Ned grimaced and handed the phone to Abby, who hitched herself up higher in the bed. “Leslie, I’m so sorry we didn’t tell you, but we figured you wouldn’t want to be disturbed. How’s George doing?”
“As well as can be expected. But you could at least have told me where to find my daughter. I had to go out to get some food and stuff, and I thought I’d stop by and say hello to her, and then there was no one there.”

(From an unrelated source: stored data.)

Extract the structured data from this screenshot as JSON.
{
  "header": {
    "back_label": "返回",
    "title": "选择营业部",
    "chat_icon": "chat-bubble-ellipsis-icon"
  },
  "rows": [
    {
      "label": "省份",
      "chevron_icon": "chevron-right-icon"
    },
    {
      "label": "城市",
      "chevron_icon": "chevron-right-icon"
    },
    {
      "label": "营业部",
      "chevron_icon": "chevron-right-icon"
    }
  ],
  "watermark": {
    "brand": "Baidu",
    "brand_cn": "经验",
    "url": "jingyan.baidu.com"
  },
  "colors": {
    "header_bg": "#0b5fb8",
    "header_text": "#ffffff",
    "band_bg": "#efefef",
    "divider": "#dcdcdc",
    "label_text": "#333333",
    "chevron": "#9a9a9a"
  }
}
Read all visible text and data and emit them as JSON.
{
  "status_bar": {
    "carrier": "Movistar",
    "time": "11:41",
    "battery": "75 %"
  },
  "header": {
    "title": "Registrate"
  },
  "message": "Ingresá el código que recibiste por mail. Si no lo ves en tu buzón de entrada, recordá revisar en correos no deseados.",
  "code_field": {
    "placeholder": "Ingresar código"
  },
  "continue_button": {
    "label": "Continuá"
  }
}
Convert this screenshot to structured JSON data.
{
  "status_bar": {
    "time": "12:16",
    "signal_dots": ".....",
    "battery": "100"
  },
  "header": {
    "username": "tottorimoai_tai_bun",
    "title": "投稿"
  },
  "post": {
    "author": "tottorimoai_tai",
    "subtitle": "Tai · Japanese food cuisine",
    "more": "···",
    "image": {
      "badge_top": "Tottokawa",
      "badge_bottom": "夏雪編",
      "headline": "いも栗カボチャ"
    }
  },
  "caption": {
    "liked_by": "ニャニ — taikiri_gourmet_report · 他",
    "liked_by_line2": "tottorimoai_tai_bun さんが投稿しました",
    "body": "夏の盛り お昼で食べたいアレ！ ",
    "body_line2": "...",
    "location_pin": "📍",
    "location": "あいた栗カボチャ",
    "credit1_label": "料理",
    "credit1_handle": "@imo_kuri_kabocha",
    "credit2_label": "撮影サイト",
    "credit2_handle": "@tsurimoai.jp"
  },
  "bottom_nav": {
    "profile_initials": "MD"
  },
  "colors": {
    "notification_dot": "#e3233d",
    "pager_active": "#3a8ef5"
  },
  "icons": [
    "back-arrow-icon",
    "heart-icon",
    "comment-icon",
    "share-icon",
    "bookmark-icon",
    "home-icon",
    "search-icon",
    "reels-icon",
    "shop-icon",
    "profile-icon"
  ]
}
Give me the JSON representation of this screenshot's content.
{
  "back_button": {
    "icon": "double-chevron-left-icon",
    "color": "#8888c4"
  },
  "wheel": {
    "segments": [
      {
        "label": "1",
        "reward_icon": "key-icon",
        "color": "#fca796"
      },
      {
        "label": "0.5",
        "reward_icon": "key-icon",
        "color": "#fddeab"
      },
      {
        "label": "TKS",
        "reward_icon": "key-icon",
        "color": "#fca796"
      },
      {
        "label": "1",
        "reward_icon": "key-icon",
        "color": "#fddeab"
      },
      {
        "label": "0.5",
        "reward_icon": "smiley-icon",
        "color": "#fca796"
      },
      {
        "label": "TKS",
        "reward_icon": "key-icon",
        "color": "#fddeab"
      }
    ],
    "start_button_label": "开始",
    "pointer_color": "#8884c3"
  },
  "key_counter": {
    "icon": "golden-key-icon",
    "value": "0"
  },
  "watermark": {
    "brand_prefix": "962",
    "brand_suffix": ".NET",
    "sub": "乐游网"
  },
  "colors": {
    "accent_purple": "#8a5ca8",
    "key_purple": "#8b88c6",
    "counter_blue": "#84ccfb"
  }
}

And no doubt she had freaked out, Abby thought. “Again, I’m really sorry. This whole trip came up at the last minute, and we grabbed it.”
“Yeah, well, I guess it’s all right. Since you’re already there. When are you coming back?”
“We haven’t really talked about it. Ellie starts school on Wednesday, right? So Monday or Tuesday, whichever you prefer. If that’s all right with you?”
“I guess.” Leslie sighed. “I’m sorry I jumped all over you, but it’s been a hard week.”
“When’s your son going to be back?”
“Probably Monday.”
“Can George handle it, having the kids around?”
“I think so. No heavy lifting for a while. So no picking up kids. Not that Ellie is small enough to pick up anymore. Is she okay with you?”